Avec Apple, les dépenses R&D ont atteint un record de 11,73 milliards de dollars, soit 10 310 € millions, au T3 2026, en hausse de 32 % sur un an. Un signal clair : le groupe accélère fortement ses investissements, notamment dans l’IA, malgré une pression immédiate des marchés.
Apple accélère encore ses dépenses de R&D
Apple a porté ses dépenses de recherche et développement à 11,73 milliards de dollars au troisième trimestre fiscal 2026, soit environ 10,30 milliards d’euros au taux de référence de la BCE (1 EUR = 1,1392 USD). Le chiffre marque un nouveau record trimestriel pour le groupe. Selon les documents financiers publiés par Apple, la hausse atteint 32 % sur un an. Le rythme est trop net pour être anecdotique : la firme dépense plus vite en R&D que son activité ne grossit.

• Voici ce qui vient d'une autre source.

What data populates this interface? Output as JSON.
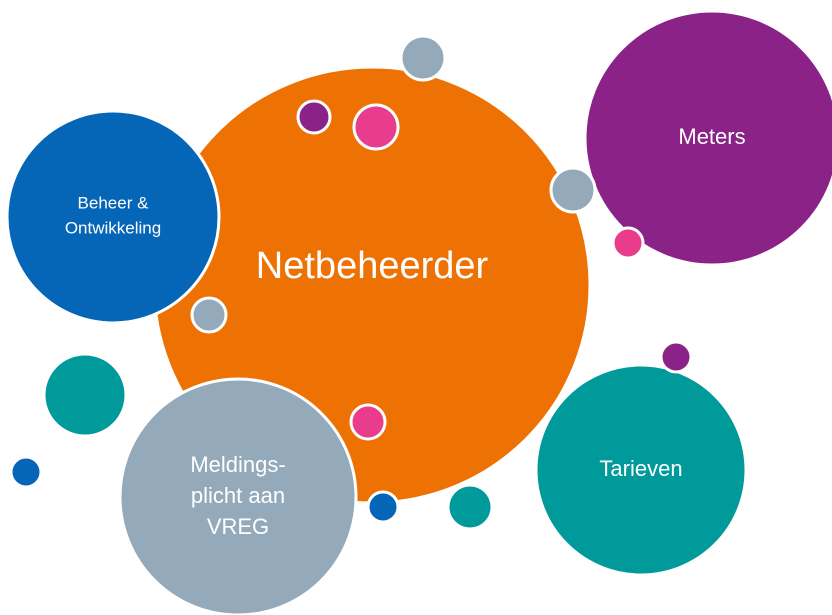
{
  "nodes": [
    {
      "label": [
        "Netbeheerder"
      ]
    },
    {
      "label": [
        "Beheer &",
        "Ontwikkeling"
      ]
    },
    {
      "label": [
        "Meters"
      ]
    },
    {
      "label": [
        "Tarieven"
      ]
    },
    {
      "label": [
        "Meldings-",
        "plicht aan",
        "VREG"
      ]
    }
  ]
}
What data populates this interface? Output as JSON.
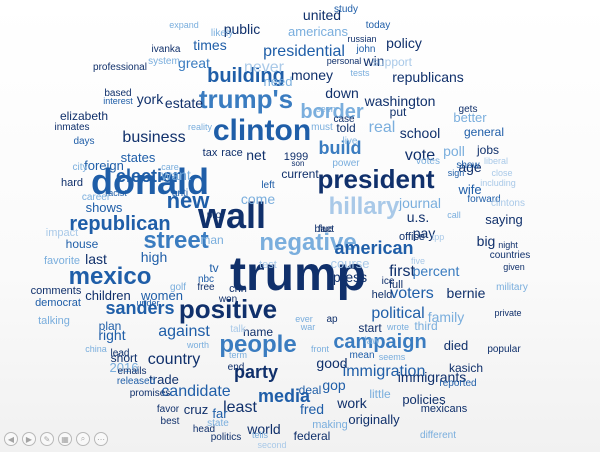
{
  "palette": {
    "dark": "#10306b",
    "mid": "#1f5ea8",
    "blue": "#3a7cc0",
    "light": "#7aaedd",
    "pale": "#a9c9e8"
  },
  "toolbar": [
    {
      "name": "previous-slide-button",
      "icon": "previous-icon",
      "glyph": "◀"
    },
    {
      "name": "next-slide-button",
      "icon": "next-icon",
      "glyph": "▶"
    },
    {
      "name": "edit-button",
      "icon": "pencil-icon",
      "glyph": "✎"
    },
    {
      "name": "slide-sorter-button",
      "icon": "grid-icon",
      "glyph": "▦"
    },
    {
      "name": "zoom-button",
      "icon": "magnifier-icon",
      "glyph": "⌕"
    },
    {
      "name": "more-options-button",
      "icon": "ellipsis-icon",
      "glyph": "⋯"
    }
  ],
  "words": [
    "trump",
    "wall",
    "donald",
    "clinton",
    "trump's",
    "president",
    "negative",
    "hillary",
    "street",
    "mexico",
    "positive",
    "people",
    "campaign",
    "republican",
    "american",
    "new",
    "building",
    "business",
    "sanders",
    "election",
    "political",
    "border",
    "immigration",
    "party",
    "build",
    "vote",
    "first",
    "voters",
    "media",
    "candidate",
    "against",
    "country",
    "right",
    "washington",
    "policy",
    "republicans",
    "presidential",
    "money",
    "down",
    "never",
    "public",
    "united",
    "americans",
    "times",
    "great",
    "need",
    "win",
    "support",
    "estate",
    "york",
    "real",
    "school",
    "poll",
    "journal",
    "percent",
    "bernie",
    "family",
    "good",
    "gop",
    "least",
    "fred",
    "work",
    "originally",
    "immigrants",
    "policies",
    "world",
    "cruz",
    "far",
    "trade",
    "2016",
    "children",
    "women",
    "high",
    "last",
    "states",
    "foreign",
    "shows",
    "want",
    "pay",
    "u.s.",
    "saying",
    "big",
    "wife",
    "age",
    "general",
    "better",
    "jobs",
    "died",
    "plan",
    "start",
    "told",
    "put",
    "gets",
    "show",
    "house",
    "favorite",
    "comments",
    "democrat",
    "talking",
    "impact",
    "hard",
    "city",
    "days",
    "inmates",
    "elizabeth",
    "based",
    "professional",
    "ivanka",
    "study",
    "today",
    "russian",
    "john",
    "expand",
    "likely",
    "system",
    "interest",
    "reality",
    "must",
    "seen",
    "case",
    "personal",
    "tests",
    "sign",
    "five",
    "forward",
    "liberal",
    "close",
    "including",
    "clintons",
    "call",
    "night",
    "countries",
    "given",
    "military",
    "private",
    "popular",
    "kasich",
    "reported",
    "mexicans",
    "different",
    "federal",
    "second",
    "making",
    "tells",
    "politics",
    "head",
    "state",
    "best",
    "favor",
    "promises",
    "released",
    "emails",
    "short",
    "china",
    "lead",
    "worth",
    "term",
    "end",
    "deal",
    "little",
    "seems",
    "law",
    "front",
    "war",
    "name",
    "talk",
    "won",
    "cnn",
    "golf",
    "free",
    "nbc",
    "tv",
    "man",
    "pro",
    "tax",
    "race",
    "net",
    "1999",
    "son",
    "current",
    "power",
    "votes",
    "ice",
    "held",
    "full",
    "wrote",
    "third",
    "test",
    "course",
    "press",
    "office",
    "tpp",
    "blue",
    "fact",
    "ap",
    "ever",
    "come",
    "left",
    "anti",
    "racist",
    "career",
    "care",
    "under",
    "live",
    "mean"
  ]
}
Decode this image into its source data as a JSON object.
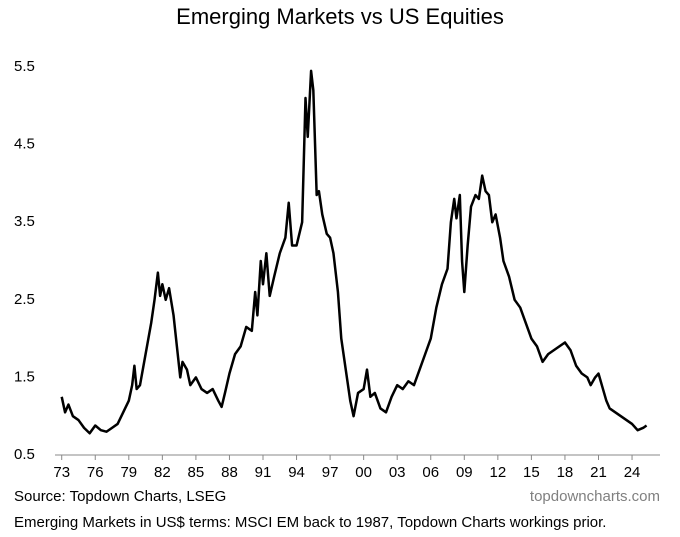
{
  "chart_data": {
    "type": "line",
    "title": "Emerging Markets vs US Equities",
    "source": "Source: Topdown Charts, LSEG",
    "watermark": "topdowncharts.com",
    "note": "Emerging Markets in US$ terms: MSCI EM back to 1987, Topdown Charts workings prior.",
    "x": [
      1973.0,
      1973.3,
      1973.6,
      1974.0,
      1974.5,
      1975.0,
      1975.5,
      1976.0,
      1976.5,
      1977.0,
      1977.5,
      1978.0,
      1978.5,
      1979.0,
      1979.3,
      1979.5,
      1979.7,
      1980.0,
      1980.5,
      1981.0,
      1981.3,
      1981.6,
      1981.8,
      1982.0,
      1982.3,
      1982.6,
      1983.0,
      1983.3,
      1983.6,
      1983.8,
      1984.2,
      1984.5,
      1985.0,
      1985.5,
      1986.0,
      1986.5,
      1987.0,
      1987.3,
      1987.6,
      1988.0,
      1988.5,
      1989.0,
      1989.5,
      1990.0,
      1990.3,
      1990.5,
      1990.8,
      1991.0,
      1991.3,
      1991.6,
      1992.0,
      1992.5,
      1993.0,
      1993.3,
      1993.6,
      1994.0,
      1994.5,
      1994.8,
      1995.0,
      1995.3,
      1995.5,
      1995.8,
      1996.0,
      1996.3,
      1996.7,
      1997.0,
      1997.3,
      1997.7,
      1998.0,
      1998.4,
      1998.8,
      1999.1,
      1999.5,
      2000.0,
      2000.3,
      2000.6,
      2001.0,
      2001.5,
      2002.0,
      2002.5,
      2003.0,
      2003.5,
      2004.0,
      2004.5,
      2005.0,
      2005.5,
      2006.0,
      2006.5,
      2007.0,
      2007.5,
      2007.8,
      2008.1,
      2008.3,
      2008.6,
      2008.8,
      2009.0,
      2009.3,
      2009.6,
      2010.0,
      2010.3,
      2010.6,
      2010.9,
      2011.2,
      2011.5,
      2011.8,
      2012.2,
      2012.5,
      2013.0,
      2013.5,
      2014.0,
      2014.5,
      2015.0,
      2015.5,
      2016.0,
      2016.5,
      2017.0,
      2017.5,
      2018.0,
      2018.5,
      2019.0,
      2019.5,
      2020.0,
      2020.3,
      2020.7,
      2021.0,
      2021.3,
      2021.7,
      2022.0,
      2022.5,
      2023.0,
      2023.5,
      2024.0,
      2024.5,
      2025.0,
      2025.3
    ],
    "series": [
      {
        "name": "EM vs US",
        "color": "#000000",
        "values": [
          1.25,
          1.05,
          1.15,
          1.0,
          0.95,
          0.85,
          0.78,
          0.88,
          0.82,
          0.8,
          0.85,
          0.9,
          1.05,
          1.2,
          1.4,
          1.65,
          1.35,
          1.4,
          1.8,
          2.2,
          2.5,
          2.85,
          2.55,
          2.7,
          2.5,
          2.65,
          2.3,
          1.9,
          1.5,
          1.7,
          1.6,
          1.4,
          1.5,
          1.35,
          1.3,
          1.35,
          1.2,
          1.12,
          1.3,
          1.55,
          1.8,
          1.9,
          2.15,
          2.1,
          2.6,
          2.3,
          3.0,
          2.7,
          3.1,
          2.55,
          2.8,
          3.1,
          3.3,
          3.75,
          3.2,
          3.2,
          3.5,
          5.1,
          4.6,
          5.45,
          5.2,
          3.85,
          3.9,
          3.6,
          3.35,
          3.3,
          3.1,
          2.6,
          2.0,
          1.6,
          1.2,
          1.0,
          1.3,
          1.35,
          1.6,
          1.25,
          1.3,
          1.1,
          1.05,
          1.25,
          1.4,
          1.35,
          1.45,
          1.4,
          1.6,
          1.8,
          2.0,
          2.4,
          2.7,
          2.9,
          3.5,
          3.8,
          3.55,
          3.85,
          3.0,
          2.6,
          3.2,
          3.7,
          3.85,
          3.8,
          4.1,
          3.9,
          3.85,
          3.5,
          3.6,
          3.3,
          3.0,
          2.8,
          2.5,
          2.4,
          2.2,
          2.0,
          1.9,
          1.7,
          1.8,
          1.85,
          1.9,
          1.95,
          1.85,
          1.65,
          1.55,
          1.5,
          1.4,
          1.5,
          1.55,
          1.4,
          1.2,
          1.1,
          1.05,
          1.0,
          0.95,
          0.9,
          0.82,
          0.85,
          0.88
        ]
      }
    ],
    "xlim": [
      1972.4,
      2026.5
    ],
    "xticks": [
      {
        "value": 1973,
        "label": "73"
      },
      {
        "value": 1976,
        "label": "76"
      },
      {
        "value": 1979,
        "label": "79"
      },
      {
        "value": 1982,
        "label": "82"
      },
      {
        "value": 1985,
        "label": "85"
      },
      {
        "value": 1988,
        "label": "88"
      },
      {
        "value": 1991,
        "label": "91"
      },
      {
        "value": 1994,
        "label": "94"
      },
      {
        "value": 1997,
        "label": "97"
      },
      {
        "value": 2000,
        "label": "00"
      },
      {
        "value": 2003,
        "label": "03"
      },
      {
        "value": 2006,
        "label": "06"
      },
      {
        "value": 2009,
        "label": "09"
      },
      {
        "value": 2012,
        "label": "12"
      },
      {
        "value": 2015,
        "label": "15"
      },
      {
        "value": 2018,
        "label": "18"
      },
      {
        "value": 2021,
        "label": "21"
      },
      {
        "value": 2024,
        "label": "24"
      }
    ],
    "ylim": [
      0.5,
      5.5
    ],
    "yticks": [
      0.5,
      1.5,
      2.5,
      3.5,
      4.5,
      5.5
    ]
  }
}
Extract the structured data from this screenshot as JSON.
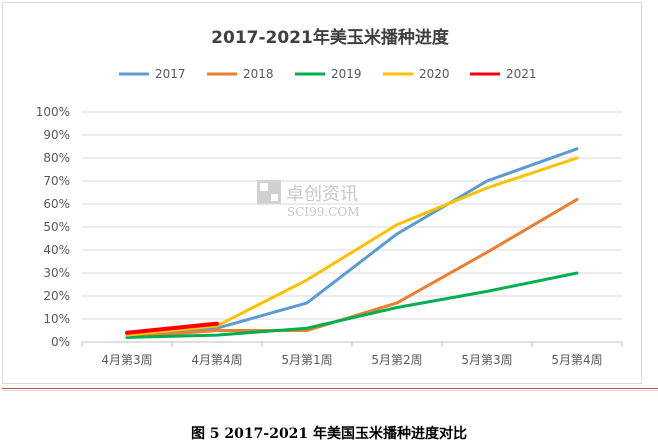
{
  "caption": "图 5   2017-2021 年美国玉米播种进度对比",
  "watermark": {
    "cn": "卓创资讯",
    "en": "SCI99.COM"
  },
  "chart_data": {
    "type": "line",
    "title": "2017-2021年美玉米播种进度",
    "xlabel": "",
    "ylabel": "",
    "categories": [
      "4月第3周",
      "4月第4周",
      "5月第1周",
      "5月第2周",
      "5月第3周",
      "5月第4周"
    ],
    "ylim": [
      0,
      100
    ],
    "yticks": [
      "0%",
      "10%",
      "20%",
      "30%",
      "40%",
      "50%",
      "60%",
      "70%",
      "80%",
      "90%",
      "100%"
    ],
    "grid": true,
    "legend_position": "top",
    "series": [
      {
        "name": "2017",
        "color": "#5b9bd5",
        "values": [
          2,
          6,
          17,
          47,
          70,
          84
        ]
      },
      {
        "name": "2018",
        "color": "#ed7d31",
        "values": [
          2,
          5,
          5,
          17,
          39,
          62
        ]
      },
      {
        "name": "2019",
        "color": "#00b050",
        "values": [
          2,
          3,
          6,
          15,
          22,
          30
        ]
      },
      {
        "name": "2020",
        "color": "#ffc000",
        "values": [
          3,
          7,
          27,
          51,
          67,
          80
        ]
      },
      {
        "name": "2021",
        "color": "#ff0000",
        "values": [
          4,
          8,
          null,
          null,
          null,
          null
        ]
      }
    ]
  }
}
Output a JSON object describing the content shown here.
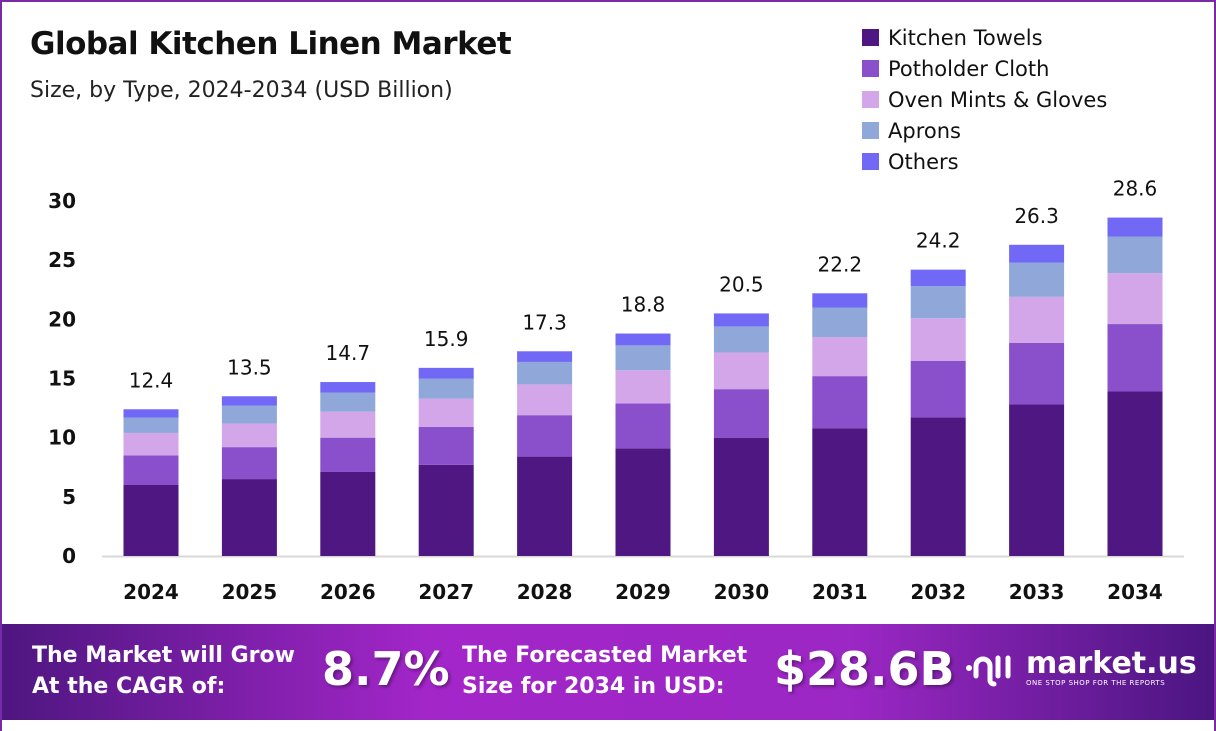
{
  "chart_data": {
    "type": "bar",
    "stacked": true,
    "title": "Global Kitchen Linen Market",
    "subtitle": "Size, by Type, 2024-2034 (USD Billion)",
    "categories": [
      "2024",
      "2025",
      "2026",
      "2027",
      "2028",
      "2029",
      "2030",
      "2031",
      "2032",
      "2033",
      "2034"
    ],
    "totals": [
      "12.4",
      "13.5",
      "14.7",
      "15.9",
      "17.3",
      "18.8",
      "20.5",
      "22.2",
      "24.2",
      "26.3",
      "28.6"
    ],
    "series": [
      {
        "name": "Kitchen Towels",
        "color": "#4f1781",
        "values": [
          6.0,
          6.5,
          7.1,
          7.7,
          8.4,
          9.1,
          10.0,
          10.8,
          11.7,
          12.8,
          13.9
        ]
      },
      {
        "name": "Potholder Cloth",
        "color": "#8a4fcb",
        "values": [
          2.5,
          2.7,
          2.9,
          3.2,
          3.5,
          3.8,
          4.1,
          4.4,
          4.8,
          5.2,
          5.7
        ]
      },
      {
        "name": "Oven Mints & Gloves",
        "color": "#d2a6e8",
        "values": [
          1.9,
          2.0,
          2.2,
          2.4,
          2.6,
          2.8,
          3.1,
          3.3,
          3.6,
          3.9,
          4.3
        ]
      },
      {
        "name": "Aprons",
        "color": "#8fa8d9",
        "values": [
          1.3,
          1.5,
          1.6,
          1.7,
          1.9,
          2.1,
          2.2,
          2.5,
          2.7,
          2.9,
          3.1
        ]
      },
      {
        "name": "Others",
        "color": "#7169f5",
        "values": [
          0.7,
          0.8,
          0.9,
          0.9,
          0.9,
          1.0,
          1.1,
          1.2,
          1.4,
          1.5,
          1.6
        ]
      }
    ],
    "yticks": [
      "0",
      "5",
      "10",
      "15",
      "20",
      "25",
      "30"
    ],
    "ylim": [
      0,
      30
    ],
    "grid": false,
    "legend_position": "top-right"
  },
  "banner": {
    "cagr_label_1": "The Market will Grow",
    "cagr_label_2": "At the CAGR of:",
    "cagr_value": "8.7%",
    "forecast_label_1": "The Forecasted Market",
    "forecast_label_2": "Size for 2034 in USD:",
    "forecast_value": "$28.6B",
    "logo_text": "market.us",
    "logo_tagline": "ONE STOP SHOP FOR THE REPORTS"
  }
}
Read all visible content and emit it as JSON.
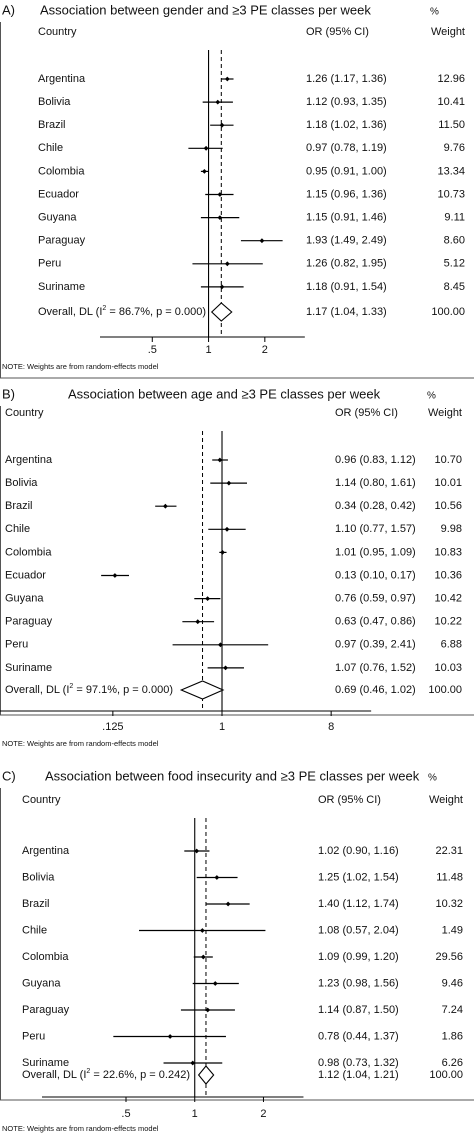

Le point clé, c’est moins le record brut que la trajectoire. Après un deuxième trimestre déjà très élevé à 11,419 milliards de dollars, Apple enchaîne avec 11,73 milliards de dollars sur le trimestre clos en juin 2026. Sur les neuf premiers mois de l’exercice fiscal 2026, la facture atteint 34,04 milliards de dollars, soit près de 29,88 milliards d’euros selon le taux de la BCE. Autrement dit, en trois trimestres seulement, Apple a déjà consommé 98,5 % de son total annuel de R&D de l’exercice 2025, qui s’élevait à 34,55 milliards de dollars.
Cette montée en puissance n’a rien d’un détail comptable. Elle confirme que le groupe a engagé une phase d’investissement lourde, avec l’IA en toile de fond, mais sans limiter cet effort à l’IA seule. Chez Apple, la R&D finance aussi le silicium maison, les systèmes d’exploitation, les services, l’optimisation énergétique, la sécurité, la santé connectée et les futures catégories de produits. Mon avis est simple : le marché lit surtout “coût”, alors que ce niveau de dépense révèle d’abord un changement d’échelle industriel.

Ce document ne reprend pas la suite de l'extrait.